New Orleans Something big is happening in housing. Maybe big and bad. Maybe big and unknown, but scary in its uncertainty for the future.
Here are the facts that frighten.
Home ownership dropped again in the last quarter of 2016 and when it did so, it fell below 63% to the lowest level in 50 years.
Mortgage loans to African-American families fell in the review period between 2004 and 2014 from 7% of total mortgages for blacks to only 5% of mortgages issued. Hispanic families budged up slightly from 7 to 8%, Asian families stayed at 5%, and mortgages to white families zoomed up from 58% to 69%.

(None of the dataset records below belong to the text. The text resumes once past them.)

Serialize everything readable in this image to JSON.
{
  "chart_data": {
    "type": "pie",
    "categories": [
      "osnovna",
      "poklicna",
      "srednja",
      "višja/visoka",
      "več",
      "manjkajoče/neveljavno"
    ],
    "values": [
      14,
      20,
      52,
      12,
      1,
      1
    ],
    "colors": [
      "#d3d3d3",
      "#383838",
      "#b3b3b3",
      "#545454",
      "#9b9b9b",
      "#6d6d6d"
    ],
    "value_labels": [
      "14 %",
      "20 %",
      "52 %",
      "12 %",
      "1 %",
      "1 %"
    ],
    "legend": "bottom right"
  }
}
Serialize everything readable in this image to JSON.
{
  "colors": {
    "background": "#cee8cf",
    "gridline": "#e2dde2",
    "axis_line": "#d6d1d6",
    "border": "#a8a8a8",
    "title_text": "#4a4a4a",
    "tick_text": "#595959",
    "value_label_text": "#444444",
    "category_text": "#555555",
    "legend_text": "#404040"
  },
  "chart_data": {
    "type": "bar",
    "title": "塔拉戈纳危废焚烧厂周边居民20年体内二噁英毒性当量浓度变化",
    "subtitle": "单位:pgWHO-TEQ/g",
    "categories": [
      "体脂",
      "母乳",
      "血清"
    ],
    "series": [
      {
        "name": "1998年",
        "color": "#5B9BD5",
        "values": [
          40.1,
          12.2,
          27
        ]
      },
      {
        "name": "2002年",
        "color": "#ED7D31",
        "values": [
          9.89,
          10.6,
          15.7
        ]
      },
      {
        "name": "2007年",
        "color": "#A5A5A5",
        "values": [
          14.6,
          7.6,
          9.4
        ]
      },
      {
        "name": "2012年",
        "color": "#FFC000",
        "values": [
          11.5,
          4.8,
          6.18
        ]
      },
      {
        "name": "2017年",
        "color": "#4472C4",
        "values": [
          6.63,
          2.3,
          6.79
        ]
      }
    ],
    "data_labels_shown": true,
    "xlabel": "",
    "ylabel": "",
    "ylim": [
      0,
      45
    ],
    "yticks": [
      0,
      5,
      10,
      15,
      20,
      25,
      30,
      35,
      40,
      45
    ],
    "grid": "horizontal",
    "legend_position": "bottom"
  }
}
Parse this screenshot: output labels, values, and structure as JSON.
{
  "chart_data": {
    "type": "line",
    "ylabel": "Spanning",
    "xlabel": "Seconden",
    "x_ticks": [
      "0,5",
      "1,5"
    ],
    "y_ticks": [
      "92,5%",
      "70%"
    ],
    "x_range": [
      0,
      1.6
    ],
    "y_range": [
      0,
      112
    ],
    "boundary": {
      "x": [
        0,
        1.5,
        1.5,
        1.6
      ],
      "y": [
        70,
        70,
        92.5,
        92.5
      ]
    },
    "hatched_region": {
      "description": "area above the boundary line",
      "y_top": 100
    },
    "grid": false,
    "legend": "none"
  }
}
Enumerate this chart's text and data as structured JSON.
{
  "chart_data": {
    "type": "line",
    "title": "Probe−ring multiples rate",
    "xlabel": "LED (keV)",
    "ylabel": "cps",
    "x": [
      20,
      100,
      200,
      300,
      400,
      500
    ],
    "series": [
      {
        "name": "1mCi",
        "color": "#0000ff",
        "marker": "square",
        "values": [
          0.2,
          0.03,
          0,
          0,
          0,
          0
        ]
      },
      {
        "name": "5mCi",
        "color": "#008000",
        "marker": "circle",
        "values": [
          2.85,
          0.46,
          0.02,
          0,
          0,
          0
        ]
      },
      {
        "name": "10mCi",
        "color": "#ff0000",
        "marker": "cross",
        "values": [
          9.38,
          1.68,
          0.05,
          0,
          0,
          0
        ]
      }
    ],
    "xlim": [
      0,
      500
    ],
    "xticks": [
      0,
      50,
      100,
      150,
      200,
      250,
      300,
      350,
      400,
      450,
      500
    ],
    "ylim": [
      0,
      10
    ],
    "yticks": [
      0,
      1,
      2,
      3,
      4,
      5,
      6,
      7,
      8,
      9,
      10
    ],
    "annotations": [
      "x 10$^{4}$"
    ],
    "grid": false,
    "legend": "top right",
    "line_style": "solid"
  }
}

This analysis of Home Mortgage Disclosure Act data was done by the National Association of Real Estate Brokers. They argue in their report that this drop has to do with a tightening of credit standards after the 2007 housing meltdown. Couple that information with another recent statistic that prices in the housing market now are only 2% lower than their historic highs achieved in 2006 before the bubble burst. For the real estate brokers, it is in their interest to have their cake and eat it, too. A return of high prices means happy days for them. Claiming the decrease in much of minority-based lending is based on a change of standards, rather than a clearer manifestation of discrimination is also squarely in their interest.
The Wall Street Journal reported that one of the reasons that minorities are getting a smaller share of loans is the return of the jumbo mortgages to “more affluent borrowers with loans exceeding $417,000.” Mumbo-jumbo. Report after report also indicates with this surge in pricing what used to be “jumbo,” is now just standard operating procedure. Average housing prices have now hit $1 million San Jose for example. Meanwhile other reports speak to housing and income growth in center cities around the country, including in areas like Detroit and Philadelphia and deterioration of income and housing prices and values in working class areas of cities, along with the paradox of millennials wanting to live downtown which is pushing the prices up now, while Pew Research surveys are also saying they are only committed to living downtown for five or ten years. What then?
Anyway we shake-and-bake these figures, it is hard to maintain a belief that that part of the American Dream that included home ownership is still alive. We can’t have both stagnant incomes and rising home prices with narrower lending parameters and believe that home ownership can increase among low-and-moderate income families. The conservative blame-game that tried to saddle the housing collapse not on Wall Street recklessness but on lax lending standards has mutated into a form of de facto national housing policy.
Does that mean there will be more affordability in the rental market? There’s no indication of any new trend there, and in fact market-rate construction for the millennials is still the driver. Meanwhile neither political candidate has a program around housing, much less affordable housing, and if values are falling in low-and-moderate income communities that are not on the gentrification list, that also means that citizen wealth will continue to drop like a rock.
Housing is now on the trajectory from problem to issue to crisis, and the silence around solutions is depressing and deafening.